A funeral service for Jenrette will be held at 3 p.m. at Timber Ridge Baptist Church.

Lula residents said Friday they feel their small town of 1,500 is making a big sacrifice for its freedom.

Post office customer Jason Dyer said the signs of an overseas war are popping up more in the day-to-day life of the town.

Lula City Manager Dennis Bergin said the city is solemnly honoring Jenrette with 100 American flags lining the streets of the late guardsman’s neighborhood. Bergin said the city also has nearly completed a veterans park "to celebrate those who served before us, those who are serving now and those who will serve in the future."

Dyer said the American flags on street sides and at half-staff remind him that his freedom comes at a high price.

"It makes you think about it a little more," he said. "It’s not on my mind a whole lot, but when it happens to somebody you know locally. ... I wouldn’t want to be doing it myself, so I actually do appreciate it."

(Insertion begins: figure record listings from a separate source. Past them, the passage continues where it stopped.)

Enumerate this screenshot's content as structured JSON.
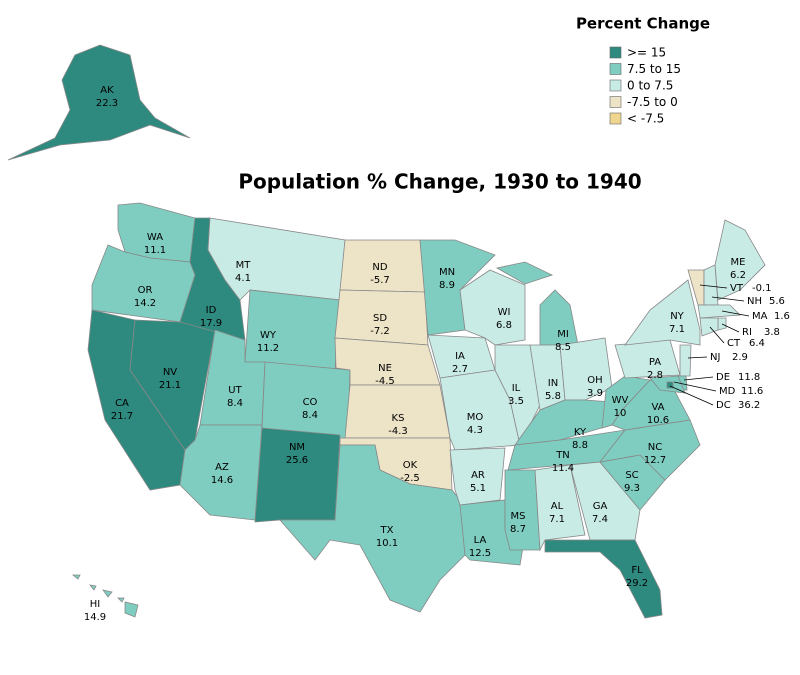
{
  "title": "Population % Change, 1930 to 1940",
  "legend": {
    "title": "Percent Change",
    "items": [
      {
        "label": ">= 15",
        "color": "#2e8a7f",
        "min": 15
      },
      {
        "label": "7.5 to 15",
        "color": "#7fcdc0",
        "min": 7.5
      },
      {
        "label": "0 to 7.5",
        "color": "#c9ebe5",
        "min": 0
      },
      {
        "label": "-7.5 to 0",
        "color": "#ede3c6",
        "min": -7.5
      },
      {
        "label": "< -7.5",
        "color": "#f0d58f"
      }
    ]
  },
  "states": [
    {
      "abbr": "AK",
      "value": 22.3
    },
    {
      "abbr": "WA",
      "value": 11.1
    },
    {
      "abbr": "OR",
      "value": 14.2
    },
    {
      "abbr": "CA",
      "value": 21.7
    },
    {
      "abbr": "NV",
      "value": 21.1
    },
    {
      "abbr": "ID",
      "value": 17.9
    },
    {
      "abbr": "MT",
      "value": 4.1
    },
    {
      "abbr": "WY",
      "value": 11.2
    },
    {
      "abbr": "UT",
      "value": 8.4
    },
    {
      "abbr": "AZ",
      "value": 14.6
    },
    {
      "abbr": "CO",
      "value": 8.4
    },
    {
      "abbr": "NM",
      "value": 25.6
    },
    {
      "abbr": "ND",
      "value": -5.7
    },
    {
      "abbr": "SD",
      "value": -7.2
    },
    {
      "abbr": "NE",
      "value": -4.5
    },
    {
      "abbr": "KS",
      "value": -4.3
    },
    {
      "abbr": "OK",
      "value": -2.5
    },
    {
      "abbr": "TX",
      "value": 10.1
    },
    {
      "abbr": "MN",
      "value": 8.9
    },
    {
      "abbr": "IA",
      "value": 2.7
    },
    {
      "abbr": "MO",
      "value": 4.3
    },
    {
      "abbr": "AR",
      "value": 5.1
    },
    {
      "abbr": "LA",
      "value": 12.5
    },
    {
      "abbr": "WI",
      "value": 6.8
    },
    {
      "abbr": "IL",
      "value": 3.5
    },
    {
      "abbr": "MI",
      "value": 8.5
    },
    {
      "abbr": "IN",
      "value": 5.8
    },
    {
      "abbr": "OH",
      "value": 3.9
    },
    {
      "abbr": "KY",
      "value": 8.8
    },
    {
      "abbr": "TN",
      "value": 11.4
    },
    {
      "abbr": "MS",
      "value": 8.7
    },
    {
      "abbr": "AL",
      "value": 7.1
    },
    {
      "abbr": "GA",
      "value": 7.4
    },
    {
      "abbr": "FL",
      "value": 29.2
    },
    {
      "abbr": "SC",
      "value": 9.3
    },
    {
      "abbr": "NC",
      "value": 12.7
    },
    {
      "abbr": "VA",
      "value": 10.6
    },
    {
      "abbr": "WV",
      "value": 10
    },
    {
      "abbr": "PA",
      "value": 2.8
    },
    {
      "abbr": "NY",
      "value": 7.1
    },
    {
      "abbr": "ME",
      "value": 6.2
    },
    {
      "abbr": "VT",
      "value": -0.1
    },
    {
      "abbr": "NH",
      "value": 5.6
    },
    {
      "abbr": "MA",
      "value": 1.6
    },
    {
      "abbr": "RI",
      "value": 3.8
    },
    {
      "abbr": "CT",
      "value": 6.4
    },
    {
      "abbr": "NJ",
      "value": 2.9
    },
    {
      "abbr": "DE",
      "value": 11.8
    },
    {
      "abbr": "MD",
      "value": 11.6
    },
    {
      "abbr": "DC",
      "value": 36.2
    },
    {
      "abbr": "HI",
      "value": 14.9
    }
  ]
}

Jamie Dodd is the postal clerk at the post office. Dodd said she has helped Jenrette’s wife, Shannon, and their three young children mail packages to their husband and father in Afghanistan every week.

"The day before he passed away, she was in here mailing him packages, actually two packages," Dodd said. "They were excited about bringing packages in and mailing them to him. He seemed to be a great dad and a great husband."

Dodd said the whole town is mourning their latest lost service member, but also has gained a deeper appreciation for the soldiers’ perilous jobs and the opportunities they provide for Americans young and old.

"With this happening to him, I think a lot of people realize there is a price to pay for our freedom," she said.

Lula resident Charles Loden said war is ugly, but the freedoms troops protect are precious.

Loden said he didn’t know Jenrette, but is humbled by the risks he took to preserve Lula residents’ liberty to attend church, school and pursue their dreams.

"They do it for this community, they do it for everybody in this community," Loden said of soldiers going to war.

"This town’s little, you know? If it weren’t for them, this country wouldn’t be free and this town wouldn’t be free to do whatever we wanted to do," he said. "I thank the Lord every day for people who will go out there and sacrifice their life everyday for us. They don’t have to do that, but they do it. And what really touches me so much is that they do it but they don’t even know us."